Dossier : IMM-533-04

Référence : 2005 CF 94

Toronto (Ontario), le 20 janvier 2005

EN PRÉSENCE DE MADAME LA JUGE LAYDEN-STEVENSON    

ENTRE :

KISHWER FATIMA (alias KISHWAR FATIMA)

AQSA ALI

demanderesses

et

LE MINISTRE DE LA CITOYENNETÉ ET DE L'IMMIGRATION

défendeur

MOTIFS DE L'ORDONNANCE ET ORDONNANCE

[1]        Kishwer Fatima est citoyenne pakistanaise. Sa fille de six ans, Aqsa Ali, est citoyenne américaine car elle est née aux États-Unis. La Section de la protection des réfugiés (SPR) de la Commission de l'immigration et du statut de réfugié, dans sa décision du 2 janvier 2004, a conclu que les demanderesses ne sont ni des réfugiées au sens de la Convention ni des personnes à protéger au sens des articles 96 et 97 de la Loi sur l'immigration et la protection des réfugiés, L.C. 2001, ch. 27 (LIPR).

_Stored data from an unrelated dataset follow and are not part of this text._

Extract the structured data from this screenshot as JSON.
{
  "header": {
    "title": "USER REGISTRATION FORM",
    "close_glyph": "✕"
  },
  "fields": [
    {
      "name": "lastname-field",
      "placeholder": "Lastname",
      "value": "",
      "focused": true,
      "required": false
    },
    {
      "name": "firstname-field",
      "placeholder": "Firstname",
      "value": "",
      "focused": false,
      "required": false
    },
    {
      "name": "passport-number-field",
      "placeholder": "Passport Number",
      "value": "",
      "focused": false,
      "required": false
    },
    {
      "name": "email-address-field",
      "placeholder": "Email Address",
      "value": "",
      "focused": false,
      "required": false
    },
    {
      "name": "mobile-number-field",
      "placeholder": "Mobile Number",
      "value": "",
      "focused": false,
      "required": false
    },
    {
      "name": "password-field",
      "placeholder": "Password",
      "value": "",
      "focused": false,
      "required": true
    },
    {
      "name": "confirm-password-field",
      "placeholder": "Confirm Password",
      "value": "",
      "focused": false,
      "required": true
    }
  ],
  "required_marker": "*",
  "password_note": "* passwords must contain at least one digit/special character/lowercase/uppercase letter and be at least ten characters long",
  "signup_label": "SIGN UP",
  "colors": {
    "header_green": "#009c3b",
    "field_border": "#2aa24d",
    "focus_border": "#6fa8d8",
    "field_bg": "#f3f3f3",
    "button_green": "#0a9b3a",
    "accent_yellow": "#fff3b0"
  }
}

[2]        Mme Fatima et son mari sont des musulmans shiites. Au Pakistan, son mari a fourni de la nourriture, des vêtements, des abris et des transports à d'autres shiites. Ces activités auraient attiré l'attention du Sipah-e-Sahaba (SSP). Mme Fatima a déclaré que le SSP avait menacé de tuer son mari et que, en février 1998, il a mis le feu à la maison familiale. Mme Fatima, qui était enceinte à cette époque, a perdu conscience et a été hospitalisée. Son mari a pris des dispositions pour lui faire gagner les États-Unis, où ses parents et frères et soeurs habitaient depuis 1995. Mme Fatima a quitté le Pakistan en mai 1998 et, le 24 août 1998, a donné naissance à sa fille, un enfant ayant besoin de soins médicaux particuliers.

[3]        En août, 2000, le père de Mme Fatima a fait une demande d'immigration au Canada avec ses dépendants, notamment Mme Fatima elle-même. Elle a été exclue de cette demande parce qu'elle ne correspondait pas à la définition d'un enfant à charge dépassant l'âge limite. Elle est venue au Canada en février 2001, et a prétendu craindre avec raison d'être persécutée par le SSP en raison de son appartenance à un groupe social particulier, c'est-à-dire les activistes religieux musulmans shiites. Environ un an plus tard, sa fille est arrivée au Canada et sa revendication du statut de réfugié a été jointe à celle de Mme Fatima.

[4]        La SPR a conclu à l'absence, chez Mme Fatima, de l'élément subjectif nécessaire de crainte fondée de persécution. Son jugement reposait principalement sur sa conclusion que Mme Fatima n'avait pas de crédibilité comme témoin. Subsidiairement, la Commission a jugé que, même si Mme Fatima avait établi l'existence de l'élément subjectif (ce qui n'était pas le cas), elle n'avait pas démontré qu'elle n'aurait pas droit à une protection raisonnable de l'État si elle retournait au Pakistan à ce moment. Sa revendication a donc été rejetée. Celle de sa fille a été rejetée au motif que, puisqu'elle n'avait pas de statut juridique au Pakistan, son seul pays de référence était les États-Unis. Aucun élément de preuve n'indiquait qu'Aqsa Ali serait persécutée aux États-Unis.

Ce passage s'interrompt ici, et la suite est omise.